The deteriorating performance of the hotel was a major culprit for its parent Jardine Matheson Holdings' first-half results turning red.
Keswick, who doubles as the chairman of the mother company, said in a separate statement on July 30: "With the notable exception of Mandarin Oriental, the group's major businesses remained profitable in the first half."
He expects a substantial underlying loss for the hotel group for the full year. "A material recovery in business levels is not expected until 2021 at the earliest and a significant further loss is, therefore, likely in the second half of 2020," Keswick said.
The other top luxury hotels in the territory are undergoing a similar fate.
The Murray Hong Kong -- the newest flagship hotel of Wharf Holdings -- saw its average occupancy during the first half tumble to 15%, while its overall hotel portfolio dug deeper, "plunging to single digits," according to Kevin C.Y. Hui, its company secretary.
The hotel segment revenue, including mainland China, nose-dived 72% to HK$256 million in the first half, resulting in an operating loss of HK$243 million from a profit of HK$139 million in the same period last year.
It was a double whammy for hotels in Hong Kong, with anti-government protests last year and the novel coronavirus pandemic hitting at the beginning of the year.
CK Asset Holdings announced on Thursday that revenue for its hotel and service suite operations during the first half was HK$992 million, a 58% decline from the same period last year.

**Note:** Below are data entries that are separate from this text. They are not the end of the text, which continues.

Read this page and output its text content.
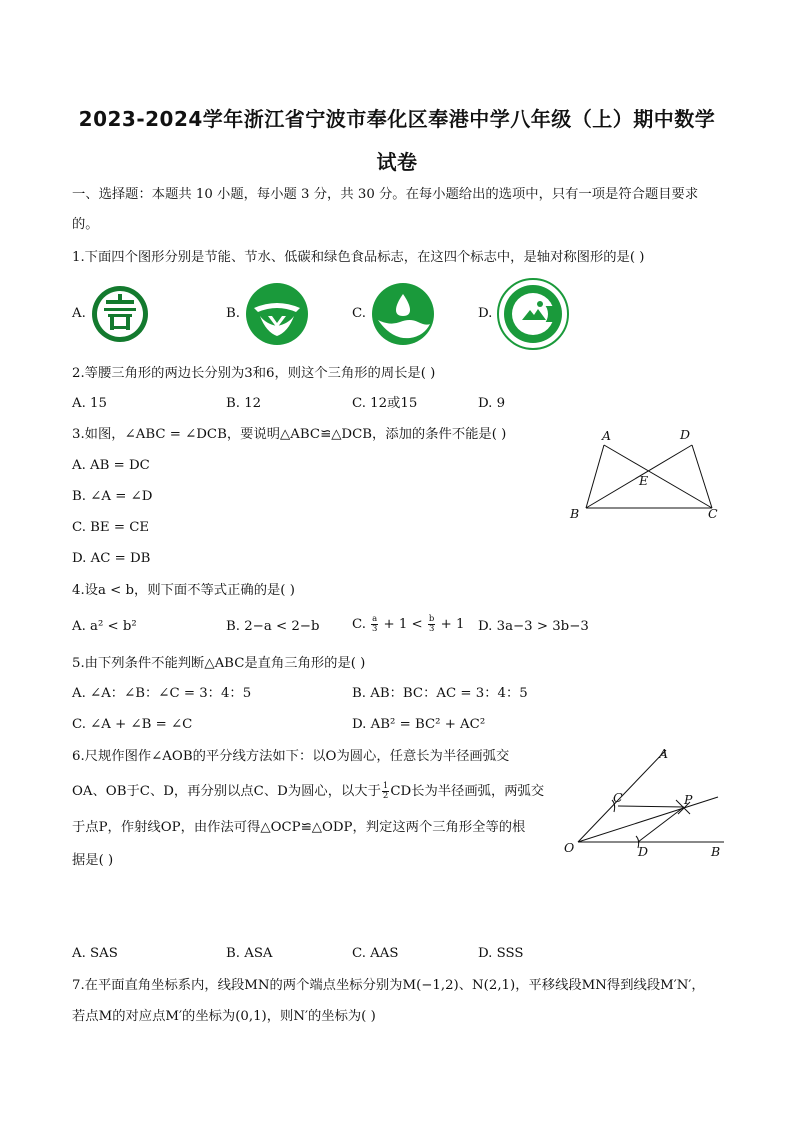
2023-2024学年浙江省宁波市奉化区奉港中学八年级（上）期中数学
试卷
一、选择题：本题共 10 小题，每小题 3 分，共 30 分。在每小题给出的选项中，只有一项是符合题目要求
的。
1.下面四个图形分别是节能、节水、低碳和绿色食品标志，在这四个标志中，是轴对称图形的是( )
A.	B.	C.	D.
2.等腰三角形的两边长分别为3和6，则这个三角形的周长是( )
A. 15	B. 12	C. 12或15	D. 9
3.如图，∠ABC = ∠DCB，要说明△ABC≌△DCB，添加的条件不能是( )
A. AB = DC
B. ∠A = ∠D
C. BE = CE
D. AC = DB
A	D
E
B	C
4.设a < b，则下面不等式正确的是( )
A. a² < b²	B. 2−a < 2−b C. $\frac{a}{3} + 1 < \frac{b}{3} + 1$ D. 3a−3 > 3b−3
5.由下列条件不能判断△ABC是直角三角形的是( )
A. ∠A：∠B：∠C = 3：4：5	B. AB：BC：AC = 3：4：5
C. ∠A + ∠B = ∠C	D. AB² = BC² + AC²
6.尺规作图作∠AOB的平分线方法如下：以O为圆心，任意长为半径画弧交
OA、OB于C、D，再分别以点C、D为圆心，以大于 $\frac{1}{2}$ CD长为半径画弧，两弧交
于点P，作射线OP，由作法可得△OCP≌△ODP，判定这两个三角形全等的根
据是( )
A
C	P
O	D	B
A. SAS	B. ASA	C. AAS	D. SSS
7.在平面直角坐标系内，线段MN的两个端点坐标分别为M(−1,2)、N(2,1)，平移线段MN得到线段M′N′，
若点M的对应点M′的坐标为(0,1)，则N′的坐标为( )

"In addition to the ongoing social incidents since June 2019, the hotel sector was impacted further by the pandemic, which caused visitor arrivals to plummet during the period," Chairman Victor Li said in a statement.
The hotel and service suite segment barely avoided a loss, but profit fell 96% to HK$33 million, as the average occupancy hovered at 23%.
"Hotels are taking the full brunt of decline in visitors to Hong Kong," said Britton Russell, director at AlixPartners in Hong Kong, who specializes in the retail sector. "[The] hotel industry right now is reliant on local consumers," which apparently is not providing sufficient stays and traffic for the industry.
Incoming travelers to Hong Kong in June totaled 14,606, a staggering 99.7% drop from a year earlier, when 5.14 million arrived, mostly from mainland China.
Most incoming arrivals are Hong Kong citizens and other legal residents. The government for months has restricted most nonresidents from traveling to Hong Kong in an effort to control the spread of the pandemic.
"Its future is going to be dependent on travel restrictions being lifted," said Russell, especially counting on the return of mainland Chinese, who totaled more than 4 million arrivals during June in 2019, but this year dropped 99.8% to only 6,682.
Kwok of Peninsula Hotels said the company has been "navigating geopolitical instability in some of the regions we operate in, including our home market of Hong Kong, [and] we are concerned about the effect this political uncertainty will continue [to] have on our results, considering the majority of our group's interests are based in Hong Kong."
Mandarin Oriental CEO James Riley said: "Whilst we will certainly not return to anything like normal levels of occupancy by the end of the year, I do hope we will have some semblance of operating normalization beginning to come back to many of our properties."